US sucks up all the skilled workers of the third world while Europe is easier
to reach from Africa and Asia. The important thing to realise here is that
there is a very big difference between the Iraqi businessman taking a flight
to New York and the illiterate Somali being chartered over to Spain.

------
Anon84

         So much of American exceptionalism has come from its
         ability to attract and integrate the world's most 
         talented migrants. Its dynamic labour market has been 
         integral to its success.
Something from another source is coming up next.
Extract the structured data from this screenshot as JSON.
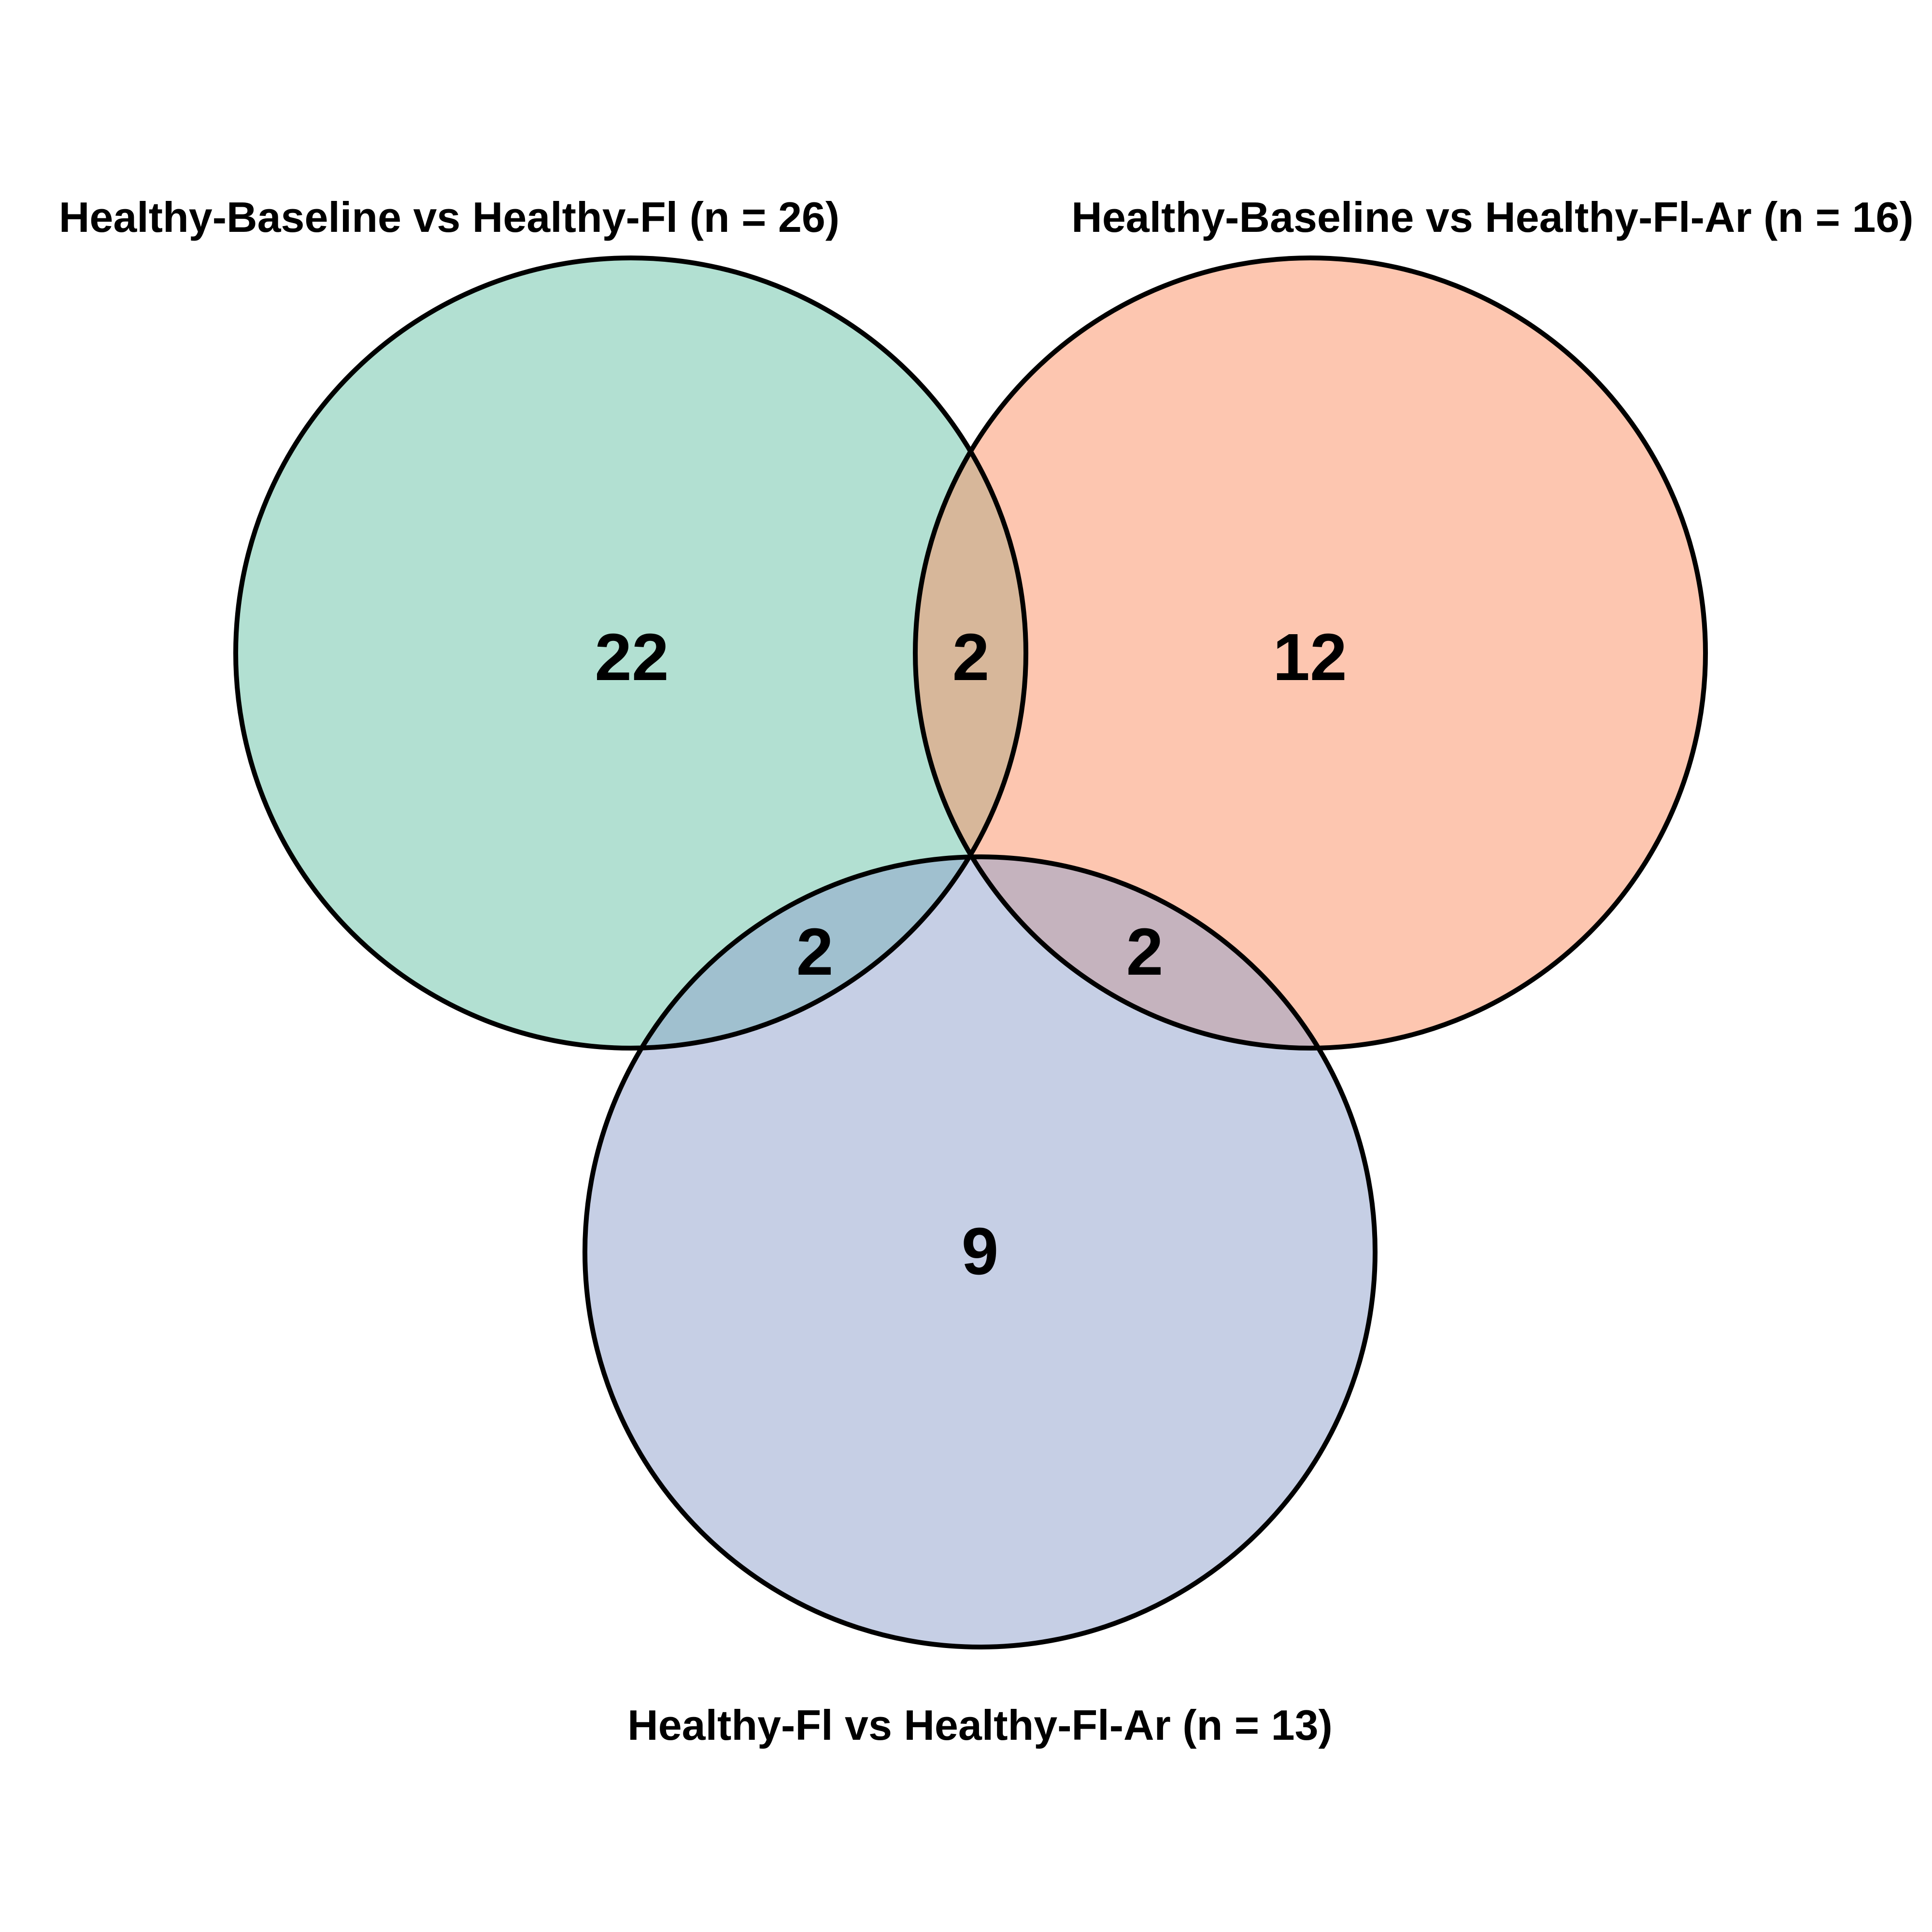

It has allowed migrant to 
         thrive and even become a source of job growth for 
         natives.

------
niczar
Typical neoliberal bullshit from The Economist, the magazine who famously
blamed the irish for their laziness during the great potato famine.

Let me address a few points:

\- The apparently huge unemployment among the youth is meaningless due to the
huge enrollment in free higher education. Basically, those 18-24 who are
looking for a job are those who wouldn't stay in school, not those who
couldn't afford like in the US or even the UK. Not exactly surprisingly, they
are not all prime recruiting material.

\- Unemployment is defined as (read this carefully) the proportion of people
actively looking for a job. This means that if you want to reduce that ratio,
you can either give them jobs, or convince them to give up looking, for
example by giving them money for not looking. That's what they do in the UK or
in the Netherlands (relatively speaking). Guess what we do in France? The
exact opposite, we give you plenty of money if you look for a job.

\- I'm not entirely sure how blacks in the South have it better than Arabs in
France. I'm sure how they don't, though.

In conclusion, this yet another BS piece trying to extoll the theoretical
virtues of wage slavery in the face of overwhelming evidence of the contrary.

They can pry my 35h (which have worked to create jobs) from my cold dead
hands.